FROM THE PASTOR’S HEART
OP / ED BY DR. ROBERT KENNEDY
It is election time again. The current president of the United States has just announced that he is running for a second term. He says he wants to “Finish the work” he has started. The former president announced his election bid several months ago, and he, too, wants a second term. He is running despite numerous criminal and civil investigations and indictments hanging over his head.
What interests me is not deciding who is worthy of the job here. Such a judgment will be in the voters’ hands, or I pray that God will be allowed to decide, as we pray, “Lord, Your will be done on earth as it is in heaven.”

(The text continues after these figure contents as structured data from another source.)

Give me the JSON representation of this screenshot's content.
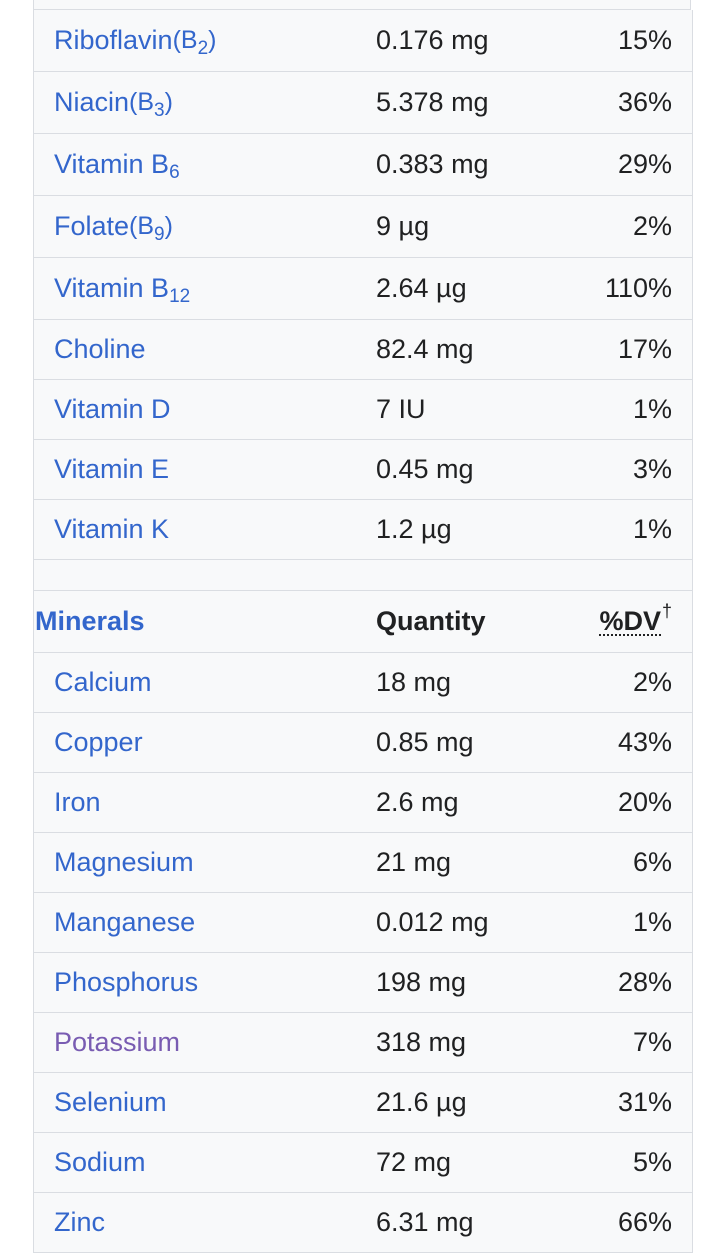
{
  "vitamins": [
    {
      "name": "Riboflavin",
      "paren_open": " (B",
      "sub": "2",
      "paren_close": ")",
      "qty": "0.176 mg",
      "dv": "15%"
    },
    {
      "name": "Niacin",
      "paren_open": " (B",
      "sub": "3",
      "paren_close": ")",
      "qty": "5.378 mg",
      "dv": "36%"
    },
    {
      "name": "Vitamin B",
      "paren_open": "",
      "sub": "6",
      "paren_close": "",
      "qty": "0.383 mg",
      "dv": "29%"
    },
    {
      "name": "Folate",
      "paren_open": " (B",
      "sub": "9",
      "paren_close": ")",
      "qty": "9 µg",
      "dv": "2%"
    },
    {
      "name": "Vitamin B",
      "paren_open": "",
      "sub": "12",
      "paren_close": "",
      "qty": "2.64 µg",
      "dv": "110%"
    },
    {
      "name": "Choline",
      "paren_open": "",
      "sub": "",
      "paren_close": "",
      "qty": "82.4 mg",
      "dv": "17%"
    },
    {
      "name": "Vitamin D",
      "paren_open": "",
      "sub": "",
      "paren_close": "",
      "qty": "7 IU",
      "dv": "1%"
    },
    {
      "name": "Vitamin E",
      "paren_open": "",
      "sub": "",
      "paren_close": "",
      "qty": "0.45 mg",
      "dv": "3%"
    },
    {
      "name": "Vitamin K",
      "paren_open": "",
      "sub": "",
      "paren_close": "",
      "qty": "1.2 µg",
      "dv": "1%"
    }
  ],
  "minerals_header": {
    "title": "Minerals",
    "quantity": "Quantity",
    "dv": "%DV",
    "dagger": "†"
  },
  "minerals": [
    {
      "name": "Calcium",
      "qty": "18 mg",
      "dv": "2%"
    },
    {
      "name": "Copper",
      "qty": "0.85 mg",
      "dv": "43%"
    },
    {
      "name": "Iron",
      "qty": "2.6 mg",
      "dv": "20%"
    },
    {
      "name": "Magnesium",
      "qty": "21 mg",
      "dv": "6%"
    },
    {
      "name": "Manganese",
      "qty": "0.012 mg",
      "dv": "1%"
    },
    {
      "name": "Phosphorus",
      "qty": "198 mg",
      "dv": "28%"
    },
    {
      "name": "Potassium",
      "qty": "318 mg",
      "dv": "7%"
    },
    {
      "name": "Selenium",
      "qty": "21.6 µg",
      "dv": "31%"
    },
    {
      "name": "Sodium",
      "qty": "72 mg",
      "dv": "5%"
    },
    {
      "name": "Zinc",
      "qty": "6.31 mg",
      "dv": "66%"
    }
  ],
  "colors": {
    "link": "#3366cc",
    "visited_link": "#795cb2",
    "text": "#202122",
    "table_bg": "#f8f9fa",
    "border": "#dadde2"
  }
}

Yes, what interests me is the amount of opposition research being done at party headquarters behind the scenes to “dig up dirt” on one person over the other. For example, in the last two presidential election cycles, we learn of the bald-faced efforts to use a dossier of many concocted stories.
We heard of Mayor Rudolph Giuliani’s visit to Ukraine to “dig up dirt” on the Bidens. We also learned how Hunter Biden’s laptop was stolen from a repair shop and the hard drive taken out to be analyzed for whatever can be found to bring a scandal on the Bidens. Then I read that some polls are intended to influence the electorate by misusing opposition research.
And we know, too, that some TV and Radio stations are grabbing whatever facts or factoids that come out of the opposition research to create a caricature of one person against the other so that by the day of voting, the negatives against the one or the other can be of such that people will be persuaded in the way they vote.
If we want to talk about the most prominent voices that have built their models on “digging up dirt” and “tearing down people” for their political interests, we cannot fail to mention Tucker Carlson. He was taken off the air from Fox News, and his email account shut off. There is much speculation concerning his firing. It is known that tapes released by the Dominion lawsuit focused on Carlson’s duplicitous play in the last election. Fox might have been afraid that the double-speak of telling people in the open what he was contradicting in the dark was costing them too much.
As noted, Fox paid Dominion (the voting machine company) nearly $800,000,000 to settle the lies about Dominion’s handling of the voting machines. More cases are connected with Carlson, so Fox hastened to fire him, even while negotiating his contract renewal through 2029.
I have noted what is happening in the public sphere to make the point that so much is being done to “tear down one another” instead of “building up one another” that if not corrected, we will destroy ourselves.
Let me turn to Scripture, where the apostle Paul instructed the churches, he established that they were to “Build up one another” (cf. Romans 14:19; 1 Thessalonians 5:11). Jesus said prior, “Judgenot, that you be not judged. 2 For with whatjudgment you judge, you will be judged; and with the measure you use, it will be measured back to you.” (Matthew 7:1, 2 NKJV).
The instructions might be directed at church folks in the first place, but one would wish they could serve in the public square, where so much hurt is being done in the tearing down of others.
What is most hurtful is how much our children are learning from the lying, disrespect, bitterness, and lack of kindness and compassion from the frame of tearing down. In one of my devotionals, I read a very instructive thought: “God does not want us to place ourselves upon the judgment seat and judge each other… When we see errors in others, let us remember that we have faults graver, perhaps, in the sight of God than the fault we condemn in our brother. Instead of publishing his defects, ask God to bless and help him overcome his error. Christ will approve of this spirit and action and will open the way for you to speak a word of wisdom that will impart strength and help to him who is weak in the faith.” (OFC 127.6)
It is likely that if you are reading this reflection and are thinking that the latter instruction is different from how one wins elections or works in a competitive environment, then here are a few questions I would ask. 1. How effective is the tearing down of one another in any environment you have been in? 2. What has been or is the result of building up another in your home, the church, or the public sphere?
For me, building up one another has always proven to be a blessing, and I hope you can try it to see how much it will bless you. Then, let me invite you to build up somebody today.